I'm getting all-zero prediction from model as well. I'm using predict.py, downloaded best_deeplabv3plus_resnet101_voc_os16.pth , loaded it, sending simple png image as an input and getting black output (preds are all zero). And this result is not random - i'm getting it every time. P.S. nvm, I've tried to load another ckpt trained on cityscapes and it gaves me a result.

DISAPPEARED13 commented 1 year ago

I'm getting all-zero prediction from model as well. I'm using predict.py, downloaded best_deeplabv3plus_resnet101_voc_os16.pth , loaded it, sending simple png image as an input and getting black output (preds are all zero). And this result is not random - i'm getting it every time. P.S. nvm, I've tried to load another ckpt trained on cityscapes and it gaves me a result.

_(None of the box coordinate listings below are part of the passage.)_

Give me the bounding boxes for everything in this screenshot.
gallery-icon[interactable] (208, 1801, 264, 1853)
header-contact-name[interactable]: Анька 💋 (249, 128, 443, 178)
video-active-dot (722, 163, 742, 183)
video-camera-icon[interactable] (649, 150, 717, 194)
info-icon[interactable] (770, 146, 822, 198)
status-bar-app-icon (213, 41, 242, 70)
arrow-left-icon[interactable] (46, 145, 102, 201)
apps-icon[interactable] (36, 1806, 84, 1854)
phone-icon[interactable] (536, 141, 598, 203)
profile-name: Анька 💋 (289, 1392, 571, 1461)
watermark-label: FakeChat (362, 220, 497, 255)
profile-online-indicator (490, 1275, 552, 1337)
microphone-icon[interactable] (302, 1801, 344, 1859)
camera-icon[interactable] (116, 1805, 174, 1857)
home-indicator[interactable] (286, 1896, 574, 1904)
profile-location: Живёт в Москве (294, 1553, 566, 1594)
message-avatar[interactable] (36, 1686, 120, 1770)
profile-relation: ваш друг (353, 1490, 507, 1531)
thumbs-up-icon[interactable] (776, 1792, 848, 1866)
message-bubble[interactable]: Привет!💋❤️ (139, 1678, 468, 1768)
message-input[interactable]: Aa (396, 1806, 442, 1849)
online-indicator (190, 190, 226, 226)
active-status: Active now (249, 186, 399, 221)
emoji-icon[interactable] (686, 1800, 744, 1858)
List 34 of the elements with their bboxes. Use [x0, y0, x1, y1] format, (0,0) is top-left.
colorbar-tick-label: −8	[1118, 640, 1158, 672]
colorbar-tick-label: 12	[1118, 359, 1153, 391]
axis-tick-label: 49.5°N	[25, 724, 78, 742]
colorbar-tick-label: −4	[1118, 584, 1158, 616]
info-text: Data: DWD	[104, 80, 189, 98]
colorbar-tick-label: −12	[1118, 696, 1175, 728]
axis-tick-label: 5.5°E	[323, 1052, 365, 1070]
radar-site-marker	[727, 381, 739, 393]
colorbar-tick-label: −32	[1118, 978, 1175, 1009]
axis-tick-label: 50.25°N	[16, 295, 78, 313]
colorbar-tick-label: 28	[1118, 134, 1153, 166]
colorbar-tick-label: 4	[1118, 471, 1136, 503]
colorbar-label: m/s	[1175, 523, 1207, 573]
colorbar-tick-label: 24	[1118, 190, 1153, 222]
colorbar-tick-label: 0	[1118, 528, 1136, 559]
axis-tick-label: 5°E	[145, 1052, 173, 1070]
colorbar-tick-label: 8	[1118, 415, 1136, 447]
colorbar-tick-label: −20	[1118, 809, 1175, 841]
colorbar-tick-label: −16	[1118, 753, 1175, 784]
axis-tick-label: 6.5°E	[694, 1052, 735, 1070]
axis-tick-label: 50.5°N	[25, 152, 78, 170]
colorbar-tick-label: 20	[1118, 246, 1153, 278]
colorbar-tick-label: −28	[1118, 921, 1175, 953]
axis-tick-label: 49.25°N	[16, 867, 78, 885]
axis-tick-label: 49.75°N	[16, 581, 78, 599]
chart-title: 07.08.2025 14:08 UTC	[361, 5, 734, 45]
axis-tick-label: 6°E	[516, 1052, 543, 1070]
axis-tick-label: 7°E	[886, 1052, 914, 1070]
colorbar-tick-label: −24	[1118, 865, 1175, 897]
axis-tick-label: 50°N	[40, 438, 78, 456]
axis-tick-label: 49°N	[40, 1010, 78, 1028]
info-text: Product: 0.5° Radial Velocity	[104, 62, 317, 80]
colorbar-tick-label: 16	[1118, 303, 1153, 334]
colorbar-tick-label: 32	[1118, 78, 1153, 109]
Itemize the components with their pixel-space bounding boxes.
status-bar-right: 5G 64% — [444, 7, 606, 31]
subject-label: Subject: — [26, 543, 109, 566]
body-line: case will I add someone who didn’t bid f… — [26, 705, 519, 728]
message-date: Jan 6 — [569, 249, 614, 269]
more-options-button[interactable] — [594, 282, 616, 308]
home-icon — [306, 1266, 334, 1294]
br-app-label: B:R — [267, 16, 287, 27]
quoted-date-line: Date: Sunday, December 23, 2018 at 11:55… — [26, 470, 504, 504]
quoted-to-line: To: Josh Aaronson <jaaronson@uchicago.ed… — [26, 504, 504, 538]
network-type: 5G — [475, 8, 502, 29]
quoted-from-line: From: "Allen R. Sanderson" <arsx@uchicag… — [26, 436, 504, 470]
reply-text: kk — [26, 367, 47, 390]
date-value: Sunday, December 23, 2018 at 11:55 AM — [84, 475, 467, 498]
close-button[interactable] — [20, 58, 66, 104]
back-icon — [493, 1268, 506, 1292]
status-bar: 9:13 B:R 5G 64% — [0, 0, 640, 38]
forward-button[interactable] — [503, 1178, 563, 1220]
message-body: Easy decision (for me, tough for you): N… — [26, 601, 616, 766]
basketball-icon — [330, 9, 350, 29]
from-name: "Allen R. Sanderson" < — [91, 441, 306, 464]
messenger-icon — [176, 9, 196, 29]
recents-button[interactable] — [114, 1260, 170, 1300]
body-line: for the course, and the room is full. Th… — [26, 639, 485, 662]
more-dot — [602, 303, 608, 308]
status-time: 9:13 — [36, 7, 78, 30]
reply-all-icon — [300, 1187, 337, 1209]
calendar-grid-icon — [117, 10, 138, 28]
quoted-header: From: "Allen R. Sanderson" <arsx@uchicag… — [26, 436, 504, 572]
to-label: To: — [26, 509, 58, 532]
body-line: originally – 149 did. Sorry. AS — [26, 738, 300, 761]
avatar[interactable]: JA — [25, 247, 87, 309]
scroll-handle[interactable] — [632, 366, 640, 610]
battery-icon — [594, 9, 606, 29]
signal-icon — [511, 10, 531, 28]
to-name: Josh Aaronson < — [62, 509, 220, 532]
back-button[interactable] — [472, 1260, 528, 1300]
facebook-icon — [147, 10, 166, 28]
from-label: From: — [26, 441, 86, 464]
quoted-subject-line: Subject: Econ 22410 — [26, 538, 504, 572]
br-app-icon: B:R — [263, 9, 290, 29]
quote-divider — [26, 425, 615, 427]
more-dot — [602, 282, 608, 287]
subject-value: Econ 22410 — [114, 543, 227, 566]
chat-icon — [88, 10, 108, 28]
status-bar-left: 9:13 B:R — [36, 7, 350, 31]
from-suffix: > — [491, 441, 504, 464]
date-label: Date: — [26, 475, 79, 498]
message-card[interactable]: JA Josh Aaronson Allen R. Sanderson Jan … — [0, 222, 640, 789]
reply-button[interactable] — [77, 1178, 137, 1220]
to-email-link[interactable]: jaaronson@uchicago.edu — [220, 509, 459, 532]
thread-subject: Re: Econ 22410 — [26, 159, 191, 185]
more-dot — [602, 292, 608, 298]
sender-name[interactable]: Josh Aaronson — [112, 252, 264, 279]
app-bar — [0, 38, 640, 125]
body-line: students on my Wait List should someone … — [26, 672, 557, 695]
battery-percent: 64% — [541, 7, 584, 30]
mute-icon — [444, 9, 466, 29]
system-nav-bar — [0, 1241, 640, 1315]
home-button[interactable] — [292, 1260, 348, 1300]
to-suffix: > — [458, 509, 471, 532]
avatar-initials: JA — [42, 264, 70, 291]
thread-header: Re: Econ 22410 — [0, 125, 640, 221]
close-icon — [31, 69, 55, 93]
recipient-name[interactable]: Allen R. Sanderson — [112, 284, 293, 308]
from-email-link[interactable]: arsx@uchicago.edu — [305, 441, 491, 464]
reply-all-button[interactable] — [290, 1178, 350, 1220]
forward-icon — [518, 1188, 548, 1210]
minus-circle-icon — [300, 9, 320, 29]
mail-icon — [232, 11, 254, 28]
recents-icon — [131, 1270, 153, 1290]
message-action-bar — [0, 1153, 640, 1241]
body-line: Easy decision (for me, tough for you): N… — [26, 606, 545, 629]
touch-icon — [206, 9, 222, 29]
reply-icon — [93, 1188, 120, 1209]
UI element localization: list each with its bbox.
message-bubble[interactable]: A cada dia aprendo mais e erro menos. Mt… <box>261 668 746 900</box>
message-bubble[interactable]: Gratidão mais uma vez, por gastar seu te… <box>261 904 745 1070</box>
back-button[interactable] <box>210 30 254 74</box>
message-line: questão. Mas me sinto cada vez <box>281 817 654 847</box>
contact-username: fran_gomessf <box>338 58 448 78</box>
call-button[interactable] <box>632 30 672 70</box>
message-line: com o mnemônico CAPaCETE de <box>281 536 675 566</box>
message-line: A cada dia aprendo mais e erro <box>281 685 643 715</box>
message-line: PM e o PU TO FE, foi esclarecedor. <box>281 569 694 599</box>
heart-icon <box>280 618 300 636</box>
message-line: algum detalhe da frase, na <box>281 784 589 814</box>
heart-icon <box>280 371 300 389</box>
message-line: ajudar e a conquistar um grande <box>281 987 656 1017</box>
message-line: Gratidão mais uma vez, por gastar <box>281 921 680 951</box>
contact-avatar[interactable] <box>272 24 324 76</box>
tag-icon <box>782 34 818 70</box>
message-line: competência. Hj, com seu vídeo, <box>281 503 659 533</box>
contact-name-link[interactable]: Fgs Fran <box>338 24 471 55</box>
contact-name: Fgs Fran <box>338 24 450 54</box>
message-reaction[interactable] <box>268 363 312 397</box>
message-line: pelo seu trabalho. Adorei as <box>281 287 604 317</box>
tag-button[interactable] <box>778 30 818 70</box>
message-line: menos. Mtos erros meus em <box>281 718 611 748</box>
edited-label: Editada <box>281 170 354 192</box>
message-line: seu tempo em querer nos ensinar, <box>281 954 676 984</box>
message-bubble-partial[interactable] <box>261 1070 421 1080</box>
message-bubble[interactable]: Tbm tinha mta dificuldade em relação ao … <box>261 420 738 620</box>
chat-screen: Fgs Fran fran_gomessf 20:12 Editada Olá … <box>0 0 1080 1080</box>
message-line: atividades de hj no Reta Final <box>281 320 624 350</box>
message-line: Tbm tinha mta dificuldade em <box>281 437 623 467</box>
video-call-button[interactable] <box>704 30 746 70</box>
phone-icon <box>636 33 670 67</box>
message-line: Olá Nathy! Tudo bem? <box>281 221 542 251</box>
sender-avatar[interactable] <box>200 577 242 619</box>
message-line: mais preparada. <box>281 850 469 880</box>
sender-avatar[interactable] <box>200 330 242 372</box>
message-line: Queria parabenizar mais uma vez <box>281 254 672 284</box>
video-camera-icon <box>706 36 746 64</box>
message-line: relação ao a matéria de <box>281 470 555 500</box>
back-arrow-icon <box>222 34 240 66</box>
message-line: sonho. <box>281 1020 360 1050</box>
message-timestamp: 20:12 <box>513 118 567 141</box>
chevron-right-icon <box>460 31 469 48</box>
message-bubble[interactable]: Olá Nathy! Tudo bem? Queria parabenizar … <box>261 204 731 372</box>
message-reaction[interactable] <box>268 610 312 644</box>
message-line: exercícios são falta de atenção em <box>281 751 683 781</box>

Hi, there, thanks for advice. I got that because the loss function might not suit my problem, so just check and change it will be fine. There were two bugs in my issue, one is the loss function, the second one is the softmax-before-loss problem. After all these problems fixed my train progress went well. The loss function I use now is Dice+CrossEntropy, even only with one of them should work.